Джесс, развалившийся на ее постели в позе, совершенно неподобающей призраку, ухмыльнулся. Он удобно устроился среди подушек и выглядел весьма довольным собой. Когда он появился, Люси сидела в халате за письменным столом и от испуга посадила кляксу на рукопись. Джесс, со своей стороны, как будто бы обрадовался тому, что сумел застать ее врасплох.

– Спрятал в надежном месте, – сказал он. – Эта вещь напоминает мне о тебе, когда я остаюсь один.

Люси подошла и села на край кровати.

– Возможно, тебе следует чаще являться мне по ночам.

Он прикоснулся к ее распущенным волосам. Иногда Люси мечтала иметь такие же кудри, как у Корделии, блестящие шелковые косы цвета багровой осенней листвы или солнечного заката. Но Люси достались от матери обычные каштановые волосы.

– В таком случае ты лишишься возможности встречаться по вечерам с друзьями, а мне бы этого не хотелось, – ответил Джесс. – Насколько я понял, вы весело проводите время. С другой стороны, – добавил он, нахмурившись, – очень жаль, что я не смог сказать пару слов этому джентльмену эпохи Регентства, докучавшему тебе на днях. Мне не нравится, что ты встречаешься с другими призраками.

Люси рассказала ему об убийствах, о происшествии на фабрике, о разговоре с Филоменой. Умолчала она лишь об услуге, оказанной призраку с пулевой раной в груди. Люси почему-то казалось, что Джессу это не понравится.

– В чем дело? – спросил Джесс. – Мне кажется, тебя терзают черные мысли.

Когда Люси вернулась из дома Корделии, дядя Габриэль, тетя Сесили и Кристофер окружили ее и забросали вопросами о Карстерсах. Люси чувствовала себя слишком усталой и отвечала односложно, но разговор с Джессом – это было совершенно иное.

– Я очень беспокоюсь за Корделию, – объяснила она. – Даже не представляю, как чувствовала бы себя на ее месте. Если бы я лишилась отца.

– Мне кажется, у тебя хороший отец, – заметил Джесс и окинул Люси особенным, пристальным взглядом. Когда он смотрел на нее так, ей всегда казалось, что он относится к ней очень серьезно, хочет проникнуть в ее мысли, понять ее. Как будто для него во всем мире не было никого важнее Люси.

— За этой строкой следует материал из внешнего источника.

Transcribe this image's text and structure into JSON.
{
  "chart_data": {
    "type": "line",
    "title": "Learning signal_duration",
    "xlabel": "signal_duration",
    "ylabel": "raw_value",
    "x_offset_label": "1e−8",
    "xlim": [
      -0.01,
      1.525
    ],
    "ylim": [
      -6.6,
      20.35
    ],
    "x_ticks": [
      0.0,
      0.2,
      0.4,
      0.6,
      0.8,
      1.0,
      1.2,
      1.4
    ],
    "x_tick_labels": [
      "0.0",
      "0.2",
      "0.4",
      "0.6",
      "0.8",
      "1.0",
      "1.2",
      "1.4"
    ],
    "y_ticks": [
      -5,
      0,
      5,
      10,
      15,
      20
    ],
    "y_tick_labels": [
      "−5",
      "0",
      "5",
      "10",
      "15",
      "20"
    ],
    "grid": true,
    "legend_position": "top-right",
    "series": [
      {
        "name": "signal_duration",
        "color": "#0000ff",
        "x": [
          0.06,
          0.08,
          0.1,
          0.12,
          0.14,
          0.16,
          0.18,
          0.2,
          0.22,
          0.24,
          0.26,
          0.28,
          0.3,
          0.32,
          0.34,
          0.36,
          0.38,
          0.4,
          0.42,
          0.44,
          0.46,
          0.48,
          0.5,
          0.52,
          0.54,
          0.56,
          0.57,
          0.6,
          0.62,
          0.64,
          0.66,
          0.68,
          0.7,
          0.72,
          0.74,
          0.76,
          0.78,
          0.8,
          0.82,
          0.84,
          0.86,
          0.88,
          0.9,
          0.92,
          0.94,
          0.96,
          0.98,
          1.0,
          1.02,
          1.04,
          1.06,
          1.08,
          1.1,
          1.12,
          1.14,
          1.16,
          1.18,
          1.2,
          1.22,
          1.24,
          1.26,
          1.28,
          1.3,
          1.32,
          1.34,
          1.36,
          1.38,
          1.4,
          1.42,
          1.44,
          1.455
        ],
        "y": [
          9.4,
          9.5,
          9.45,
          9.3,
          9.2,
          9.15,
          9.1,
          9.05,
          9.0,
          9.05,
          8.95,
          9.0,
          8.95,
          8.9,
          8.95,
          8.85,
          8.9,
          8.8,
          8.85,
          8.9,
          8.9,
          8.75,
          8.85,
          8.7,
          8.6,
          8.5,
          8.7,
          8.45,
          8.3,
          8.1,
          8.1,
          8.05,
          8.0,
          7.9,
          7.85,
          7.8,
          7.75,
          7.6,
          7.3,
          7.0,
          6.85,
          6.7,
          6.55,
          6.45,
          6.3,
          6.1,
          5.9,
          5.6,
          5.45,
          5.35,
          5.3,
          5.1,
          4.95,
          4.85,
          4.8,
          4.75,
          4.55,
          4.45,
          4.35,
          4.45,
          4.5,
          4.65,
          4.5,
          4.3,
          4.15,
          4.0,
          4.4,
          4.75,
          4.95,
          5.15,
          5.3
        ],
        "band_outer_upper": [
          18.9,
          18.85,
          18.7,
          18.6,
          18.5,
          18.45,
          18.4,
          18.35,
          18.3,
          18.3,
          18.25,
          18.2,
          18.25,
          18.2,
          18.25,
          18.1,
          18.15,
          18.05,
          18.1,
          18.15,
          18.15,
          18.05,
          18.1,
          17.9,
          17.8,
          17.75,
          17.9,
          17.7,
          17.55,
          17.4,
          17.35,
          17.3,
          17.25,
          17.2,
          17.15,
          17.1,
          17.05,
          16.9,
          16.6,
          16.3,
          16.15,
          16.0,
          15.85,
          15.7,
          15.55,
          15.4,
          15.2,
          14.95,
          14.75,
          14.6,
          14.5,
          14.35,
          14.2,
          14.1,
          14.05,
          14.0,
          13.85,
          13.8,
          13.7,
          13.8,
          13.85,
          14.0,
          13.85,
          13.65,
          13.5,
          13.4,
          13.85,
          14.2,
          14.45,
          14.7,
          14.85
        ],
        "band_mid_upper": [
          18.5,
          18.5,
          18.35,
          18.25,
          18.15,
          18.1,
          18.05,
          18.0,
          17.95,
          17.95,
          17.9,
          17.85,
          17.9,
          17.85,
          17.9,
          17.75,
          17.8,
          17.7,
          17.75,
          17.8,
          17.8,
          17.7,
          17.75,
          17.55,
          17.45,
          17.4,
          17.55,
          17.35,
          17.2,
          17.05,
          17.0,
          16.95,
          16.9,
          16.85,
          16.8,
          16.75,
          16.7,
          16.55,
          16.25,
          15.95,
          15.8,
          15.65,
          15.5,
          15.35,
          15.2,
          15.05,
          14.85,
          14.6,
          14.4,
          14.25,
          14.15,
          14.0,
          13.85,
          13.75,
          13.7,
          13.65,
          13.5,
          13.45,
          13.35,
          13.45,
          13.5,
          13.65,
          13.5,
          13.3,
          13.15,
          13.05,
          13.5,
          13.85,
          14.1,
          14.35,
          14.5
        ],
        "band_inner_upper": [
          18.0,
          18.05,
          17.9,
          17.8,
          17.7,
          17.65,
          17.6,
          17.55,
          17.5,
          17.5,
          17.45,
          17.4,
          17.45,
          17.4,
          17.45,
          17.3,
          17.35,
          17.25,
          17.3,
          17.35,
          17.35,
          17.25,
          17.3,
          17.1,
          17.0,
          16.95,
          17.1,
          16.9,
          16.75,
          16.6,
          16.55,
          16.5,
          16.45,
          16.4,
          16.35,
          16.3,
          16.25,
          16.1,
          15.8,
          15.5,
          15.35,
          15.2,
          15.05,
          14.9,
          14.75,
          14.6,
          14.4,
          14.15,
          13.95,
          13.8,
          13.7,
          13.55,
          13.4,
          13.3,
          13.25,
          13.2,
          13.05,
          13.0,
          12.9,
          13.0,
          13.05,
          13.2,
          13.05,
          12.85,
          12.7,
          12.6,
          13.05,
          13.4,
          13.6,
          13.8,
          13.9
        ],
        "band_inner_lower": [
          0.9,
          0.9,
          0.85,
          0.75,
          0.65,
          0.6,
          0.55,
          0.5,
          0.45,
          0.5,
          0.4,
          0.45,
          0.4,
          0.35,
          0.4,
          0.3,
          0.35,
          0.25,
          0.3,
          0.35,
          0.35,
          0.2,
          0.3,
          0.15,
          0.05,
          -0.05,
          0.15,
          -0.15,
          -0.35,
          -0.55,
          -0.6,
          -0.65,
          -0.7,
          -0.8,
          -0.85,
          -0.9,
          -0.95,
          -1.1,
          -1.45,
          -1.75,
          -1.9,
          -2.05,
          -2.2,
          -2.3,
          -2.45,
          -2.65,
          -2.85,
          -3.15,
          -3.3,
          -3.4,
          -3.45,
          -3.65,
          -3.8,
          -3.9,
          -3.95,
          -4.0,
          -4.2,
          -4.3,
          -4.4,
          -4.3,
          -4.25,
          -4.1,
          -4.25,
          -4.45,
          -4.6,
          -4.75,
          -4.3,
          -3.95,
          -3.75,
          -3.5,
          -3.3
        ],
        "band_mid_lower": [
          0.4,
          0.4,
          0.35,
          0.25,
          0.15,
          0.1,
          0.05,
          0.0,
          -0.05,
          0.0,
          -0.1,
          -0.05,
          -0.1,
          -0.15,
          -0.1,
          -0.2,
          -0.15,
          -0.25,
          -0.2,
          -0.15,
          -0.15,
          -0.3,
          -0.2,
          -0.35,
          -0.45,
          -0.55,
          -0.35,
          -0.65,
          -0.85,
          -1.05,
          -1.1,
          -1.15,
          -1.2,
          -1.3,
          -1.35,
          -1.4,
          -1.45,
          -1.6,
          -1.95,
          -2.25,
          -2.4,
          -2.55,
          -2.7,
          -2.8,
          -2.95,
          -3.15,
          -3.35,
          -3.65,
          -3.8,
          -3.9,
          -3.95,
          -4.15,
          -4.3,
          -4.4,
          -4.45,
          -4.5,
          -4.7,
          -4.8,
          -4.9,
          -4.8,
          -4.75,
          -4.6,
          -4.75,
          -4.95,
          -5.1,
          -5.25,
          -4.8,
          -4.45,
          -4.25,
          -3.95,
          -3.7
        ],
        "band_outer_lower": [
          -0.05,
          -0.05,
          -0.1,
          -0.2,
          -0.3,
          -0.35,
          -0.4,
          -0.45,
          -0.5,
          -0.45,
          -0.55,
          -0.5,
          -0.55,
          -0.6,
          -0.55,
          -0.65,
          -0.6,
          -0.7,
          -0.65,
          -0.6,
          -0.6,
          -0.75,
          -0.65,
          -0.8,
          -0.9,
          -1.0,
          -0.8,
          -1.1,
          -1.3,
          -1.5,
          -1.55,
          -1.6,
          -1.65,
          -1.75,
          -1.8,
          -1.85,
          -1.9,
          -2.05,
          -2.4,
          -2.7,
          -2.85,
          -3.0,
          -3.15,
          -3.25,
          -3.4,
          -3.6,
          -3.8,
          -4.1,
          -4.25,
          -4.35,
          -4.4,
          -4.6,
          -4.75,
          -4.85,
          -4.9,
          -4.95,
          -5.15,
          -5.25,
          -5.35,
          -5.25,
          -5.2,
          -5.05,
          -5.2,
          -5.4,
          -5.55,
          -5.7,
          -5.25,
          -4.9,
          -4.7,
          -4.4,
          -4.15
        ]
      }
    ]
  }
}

– Я всегда считала его совершенством, – призналась Люси. – Даже сейчас, когда я выросла и поняла, что совершенных людей не бывает, я все равно уверена в том, что он лучший из отцов. Он никогда не сделал и не сказал ничего, что могло бы огорчить меня, заставить усомниться в его любви. Но у Маргаритки другое…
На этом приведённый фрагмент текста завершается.